En todos estos años en que yo, como tantos hicieron antes, he tratado de proteger esta fina piel que me cubre tejiendo sobre ella una buena coraza, he observado cómo había un oficio público, tan público como el mío, muchísimo más público que el mío, al que se le tenía un extraño respeto, que rozaba en muchas ocasiones la tonta veneración. Me refiero a los arquitectos. Precisamente porque afecta de manera mucho más agresiva o beneficiosa a los ciudadanos, se supondría que debería haber una mayor tolerancia hacia las opiniones desfavorables. Pero no, al contrario de lo que sucede en otros gremios, el de los arquitectos ha sabido pertrecharse en los años de la bonanza y crear un sistema de protección que nos ha cerrado la boca a los legos, temiendo a menudo ser demasiado ignorantes para opinar.

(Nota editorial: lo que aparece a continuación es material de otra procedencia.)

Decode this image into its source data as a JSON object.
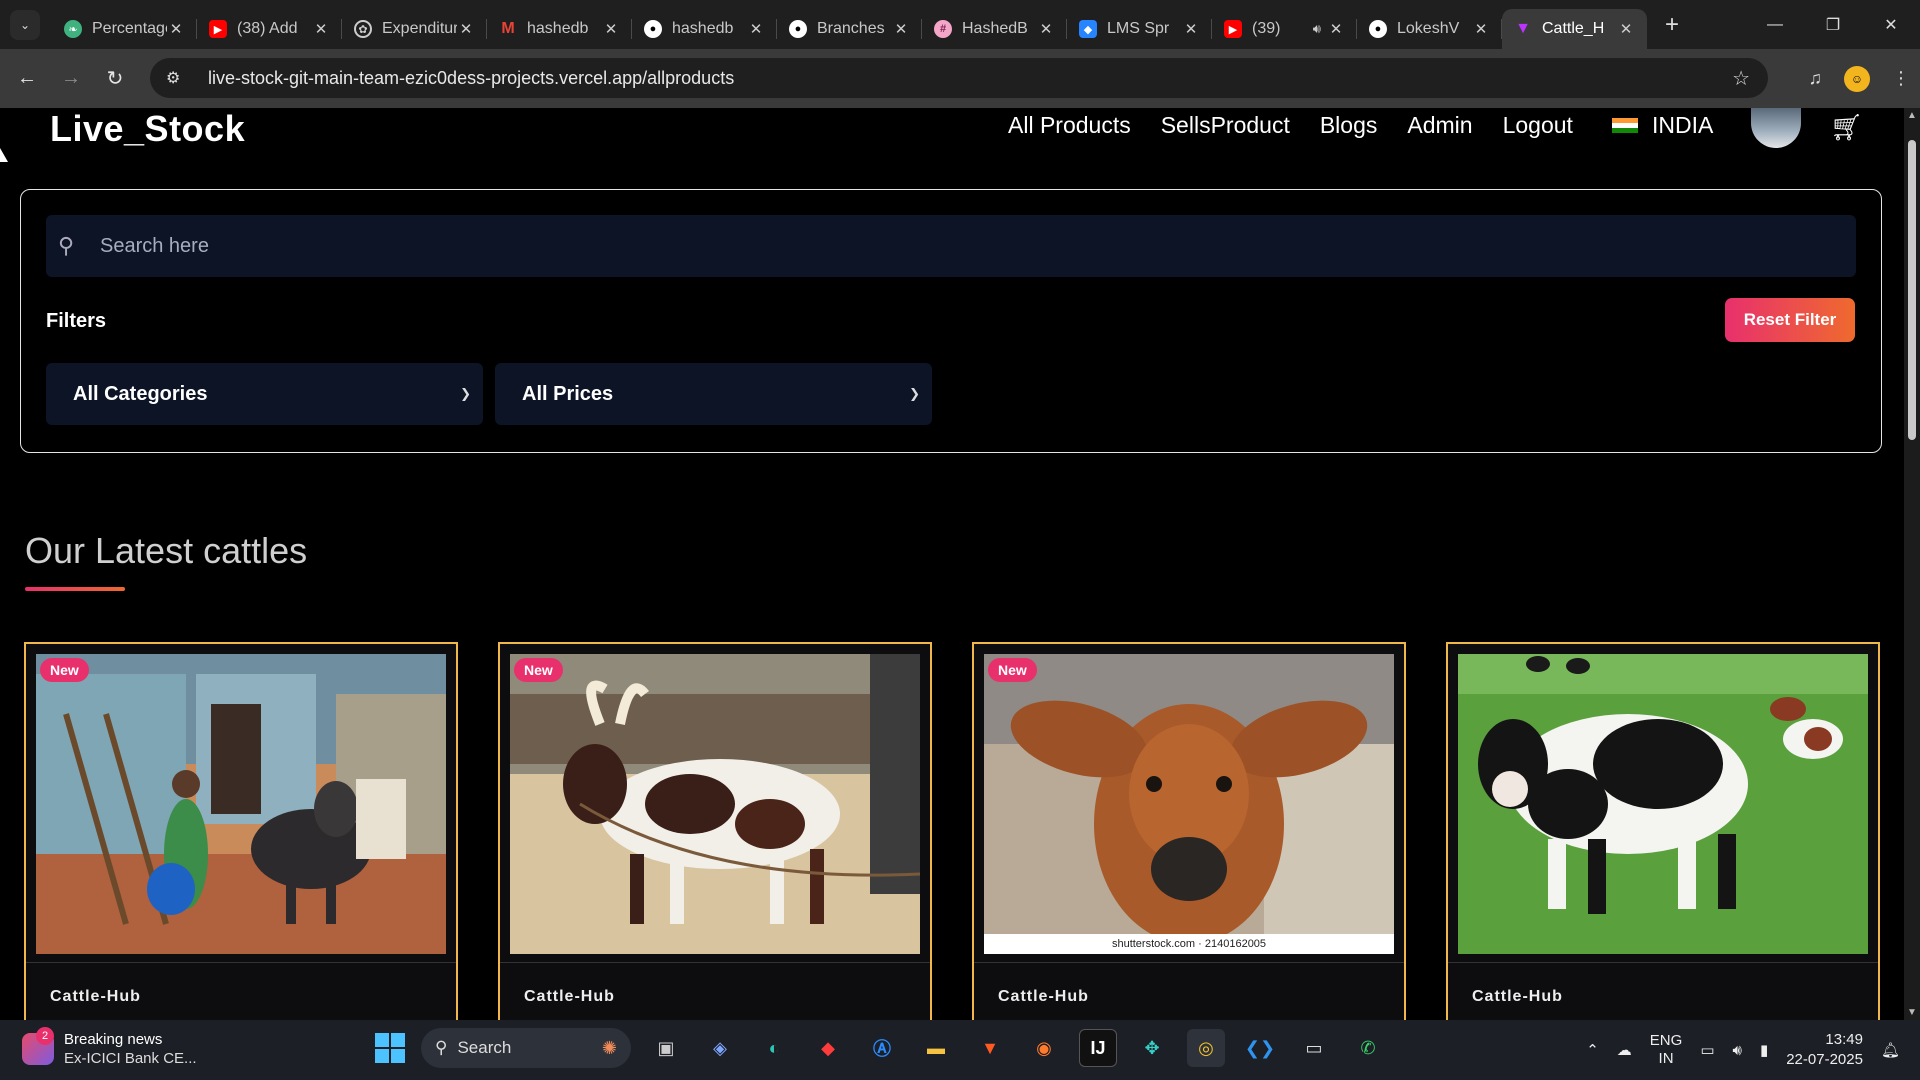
{
  "browser": {
    "tabs": [
      {
        "title": "Percentage",
        "icon": "leaf-icon",
        "color": "#3fb27f"
      },
      {
        "title": "(38) Add",
        "icon": "youtube-icon",
        "color": "#ff0000"
      },
      {
        "title": "Expenditure",
        "icon": "openai-icon",
        "color": "#cccccc"
      },
      {
        "title": "hashedb",
        "icon": "gmail-icon",
        "color": "#ea4335"
      },
      {
        "title": "hashedb",
        "icon": "github-icon",
        "color": "#ffffff"
      },
      {
        "title": "Branches",
        "icon": "github-icon",
        "color": "#ffffff"
      },
      {
        "title": "HashedB",
        "icon": "hashedbit-icon",
        "color": "#f4a6c8"
      },
      {
        "title": "LMS Spr",
        "icon": "jira-icon",
        "color": "#2684ff"
      },
      {
        "title": "(39)",
        "icon": "youtube-icon",
        "color": "#ff0000"
      },
      {
        "title": "LokeshV",
        "icon": "github-icon",
        "color": "#ffffff"
      },
      {
        "title": "Cattle_H",
        "icon": "vite-icon",
        "color": "#bd34fe"
      }
    ],
    "url": "live-stock-git-main-team-ezic0dess-projects.vercel.app/allproducts"
  },
  "site": {
    "logo": "Live_Stock",
    "nav": [
      "All Products",
      "SellsProduct",
      "Blogs",
      "Admin",
      "Logout"
    ],
    "country": "INDIA",
    "search_placeholder": "Search here",
    "filters_label": "Filters",
    "reset_label": "Reset Filter",
    "category_select": "All Categories",
    "price_select": "All Prices",
    "section_title": "Our Latest cattles",
    "cards": [
      {
        "badge": "New",
        "brand": "Cattle-Hub"
      },
      {
        "badge": "New",
        "brand": "Cattle-Hub"
      },
      {
        "badge": "New",
        "brand": "Cattle-Hub",
        "watermark": "shutterstock.com · 2140162005"
      },
      {
        "badge": "",
        "brand": "Cattle-Hub"
      }
    ]
  },
  "taskbar": {
    "news_title": "Breaking news",
    "news_sub": "Ex-ICICI Bank CE...",
    "news_count": "2",
    "search_label": "Search",
    "lang1": "ENG",
    "lang2": "IN",
    "time": "13:49",
    "date": "22-07-2025"
  },
  "colors": {
    "accent_gradient_start": "#e8306d",
    "accent_gradient_end": "#ef6a2e",
    "card_border": "#f0b74a",
    "input_bg": "#0c1426"
  }
}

El público juzga por lo que lee, por lo que oye, por lo que ve. Tu corazoncito importa un pimiento

Recuerdo hace apenas siete años. Fui a Valencia, al colegio de arquitectos, a hablar de mi pueblo. Sí, todos los de Madrid tenemos un pueblo, el de nuestra madre. El mío se llama Ademuz y aunque pertenece a Valencia, está muy cerca de Teruel. El habla se tiñe, en todo ese conjunto de pueblecillos llamado el Rincón de Ademuz, de cadencias mañas, y aunque un poco fuera de todo, o precisamente por eso, posee una belleza humilde y poco solemne, que te devuelve a un universo rural ya perdido, el que disfrutamos cuando éramos niños. Yo iba a hablar del trabajo de dos arquitectos, Fernando Vegas y Camilla Mileto, que habían hecho un trabajo primoroso de recuperación de viejos pajares y de la antigua escuelita de la aldea de Sesga. La mesa redonda dio para mucho, para expresar en mi caso mi amor por la zona, y para compartir nuestra preocupación por una tierra despoblada pero muy hermosa, que merece más atención de la que recibe por estar un poco a trasmano. Al día siguiente nos paseamos por el Cabañal, ese barrio que el Gobierno valenciano quería apisonar para construir una innecesaria y brutal salida al mar. Y de camino vimos el barrio de Calatrava, el de las artes y las ciencias, todo ese espacio que los políticos cedieron a un solo nombre propio para que se explayara con dinero público. Era tan abrumadora la presencia de ese único sello que en mi artículo dominical me permití hacer unas cuantas bromas sobre el exceso, el despilfarro y la catetez de querer adornar tu ciudad con edificios bautizados como emblemáticos desde el día en que se pone la primera piedra. Ahora que los techos calatraveños se desmoronan, parece fácil criticar a Calatrava. La crisis ha disparado nuestro sentido crítico, pero hace apenas siete años a mí me llovieron dardos, sobre todo lanzados por arquitectos, por darle un simple toque de ironía a la cosa. Otros, sin embargo, callaban aun siendo conscientes del disparate. Pero entonces, y cuando digo entonces me refiero a un entonces muy cercano en el tiempo, era un sacrilegio que alguien al margen de esa profesión, tan pública que nos convierte en víctimas o beneficiarios con tan solo pasear por la calle, se atreviera a poner en duda por escrito la belleza o la utilidad de un edificio. A mí, por profana, por bromista y, por qué no decirlo, por mujer, hubo más de uno que me aniñó, me desacreditó, con el típico “cállate, bonita”.